Leaving the above comment in case it helps someone else in troubleshooting, but in fact when i run the v1.2.0 image on a working node, i do see the cap_net_bind_service=ep on the /nginx-ingress-controller. So i would say the main issue here for this project is the potentially misleading error.
Furthermore, after removing all ingress-nginx controller pods on the node, running crictl rmi --prune (to clean up unused images), and re-running the pod on the node (image would be pulled fresh) it worked fine.
This led me to believe there must have been some corruption in the cached image layers, removing the capability on the underlying file in /var/lib/containerd/io.containerd.snapshotter.v1.overlayfs/... I was able to replicate that by stopping the pod, removing the capability from the underlying file that had it, and launching the pod again (now not working).
## find files named nginx-ingress-controller.
$ find . | grep nginx-ingress-controller
./io.containerd.snapshotter.v1.overlayfs/snapshots/299742/fs/nginx-ingress-controller
./io.containerd.snapshotter.v1.overlayfs/snapshots/299739/fs/nginx-ingress-controller
## higher numbered one has the capability, ower-numbered one does not, presumably lower layer of image before that was set (note - image could probably be smaller if the file was added and setcap run in one layer)
$ getcap ./io.containerd.snapshotter.v1.overlayfs/snapshots/299739/fs/nginx-ingress-controller
$ getcap ./io.containerd.snapshotter.v1.overlayfs/snapshots/299742/fs/nginx-ingress-controller
./io.containerd.snapshotter.v1.overlayfs/snapshots/299742/fs/nginx-ingress-controller = cap_net_bind_service+ep
## remove it from higher-numbered one:
$ setcap -r ./io.containerd.snapshotter.v1.overlayfs/snapshots/299742/fs/nginx-ingress-controller
$ getcap ./io.containerd.snapshotter.v1.overlayfs/snapshots/299742/fs/nginx-ingress-controller
$
## running a new pod, it encounters the issue
@jrhunger thank you very much for this update.

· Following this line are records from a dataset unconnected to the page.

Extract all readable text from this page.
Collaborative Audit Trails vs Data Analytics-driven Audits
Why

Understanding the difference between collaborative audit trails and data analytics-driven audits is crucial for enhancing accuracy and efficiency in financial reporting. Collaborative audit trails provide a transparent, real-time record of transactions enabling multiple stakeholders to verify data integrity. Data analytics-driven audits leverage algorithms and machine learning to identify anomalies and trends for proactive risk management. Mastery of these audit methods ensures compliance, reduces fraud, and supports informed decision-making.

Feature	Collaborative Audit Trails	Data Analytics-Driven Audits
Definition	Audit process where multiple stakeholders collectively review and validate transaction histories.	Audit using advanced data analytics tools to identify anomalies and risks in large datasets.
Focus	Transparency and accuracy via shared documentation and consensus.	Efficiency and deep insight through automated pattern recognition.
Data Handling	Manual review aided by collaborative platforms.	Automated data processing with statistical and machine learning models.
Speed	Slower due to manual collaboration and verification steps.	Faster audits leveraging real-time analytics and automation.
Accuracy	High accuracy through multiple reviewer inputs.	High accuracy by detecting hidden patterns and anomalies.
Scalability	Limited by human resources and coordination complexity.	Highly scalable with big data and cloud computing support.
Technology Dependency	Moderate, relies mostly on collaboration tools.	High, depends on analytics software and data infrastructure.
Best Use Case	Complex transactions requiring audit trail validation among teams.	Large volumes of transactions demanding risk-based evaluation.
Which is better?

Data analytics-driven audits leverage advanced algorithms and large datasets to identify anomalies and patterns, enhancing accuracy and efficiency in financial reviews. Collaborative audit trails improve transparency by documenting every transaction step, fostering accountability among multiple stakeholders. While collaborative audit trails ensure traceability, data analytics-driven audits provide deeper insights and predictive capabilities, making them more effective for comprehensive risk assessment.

Kindly allow me to recap before I check because there was discussion and I think even a PR around CAP_NET_BND.
Do I understand correctly from you above post that even the suspected v1.2.0 of the controller works and there is no flawed code like missing CAP_NET_BIND in v1.2.0 of the controller ?
@longwuyuan correct, the v1.2.0 image has the proper cap_net_bind_service when freshly pulled.
Can someone add this to the troubleshooting documentation? @jrhunger if you don't mind we would greatly appreciate it.
I have also ran into this issue and the error message is misleading. I plan to fix it to make it more appropriate and accurate.
@strongjz can you have a look at https://github.com/jrhunger/ingress-nginx/blob/troubleshooting-docs-update-ports/docs/troubleshooting.md#unable-to-listen-on-port-80443 and let me know if that is the kind of thing you are looking for?
@jrhunger that looks great, thank you